The real opportunity is to be the best stewards of our Alberta owned hydrocarbon resources on the planet. That means environmental stewardship, biodiversity stewardship, social impact stewardship, reclamation stewardship and to maximize the fiscal return from the exploitation of the resource for future generations of Albertans.
Creating jobs and attracting investment is just the ante into the oil sands game. There is so much more that needs to be done, can be done and to the credit of those oil sands corporations in the Oil Sands Leadership Initiative - is being done. More on that in later posts.
Except that it's being criticized by people who are one-sided themselves. I haven't seen the film, but I wouldn't necessarily trust a review from CAPP.
ReplyDeleteDon't get me wrong Ken, I think the oil sands are probably sustainable in the short term. It's just that what happens when activity doubles, triples, etc.? Right now it can be offset by lower emissions, kind of, in the rest of Canada, but there's not a lot of room for that to go down. I don't think that there's a plan here and we're being hit with a lot of comfortable assurances— wow, industry is ADMITTING there's a problem! But that's not the same thing as doing much about it.
CAPP make symbolic concessions to the environment, so they don't sound one-sided, but the fundamental premise they won't question is whether economics can ever come second to the environment. The answer is that it can't. It has to be growth growth growth right now and only have an optimistic Plan A for technological advances.
I'm surprised that they're regurgitating that line that the Royal Society report somehow quelled all questions regarding the health effects. This is what Andrew Nikiforiuk had to say about that part of the RSC report:
"The scientists [of the RSC] also bungle the cancer story downstream. Their terse review of the 2009 Alberta Cancer Study, which notes that big oil projects do beget cancer problems, is grossly incomplete. That study highlighted a group of Fort Chip residents that worked in the mines and later died in Fort McMurray at the average age of 42. Unlike residents of Fort Chip, they died from totally different cancers."
"The expert panel also errs in a major way by drawing upon an error-ridden report largely written and released by Health Canada officials to cast aspersions on Dr. John O'Connor, the doctor that boldly drew attention to cancers downstream."

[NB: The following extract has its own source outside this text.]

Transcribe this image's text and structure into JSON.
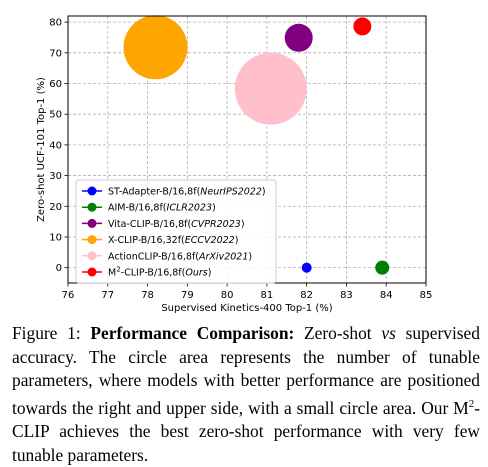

"Quoting an unreferenced and inaccurate document containing outright lies is not something a bunch of so-called experts should be doing."
http://thetyee.ca/Opinion/2010/12/16/RoyalSocietyStudy/
Hmmmm - "Albertans own the oil sands" - and yet it is the First Nations people around the oil sands that are the most immediately affected by the toxic pollution of the land and water. Perhaps you should ask them who they think "owns" the land.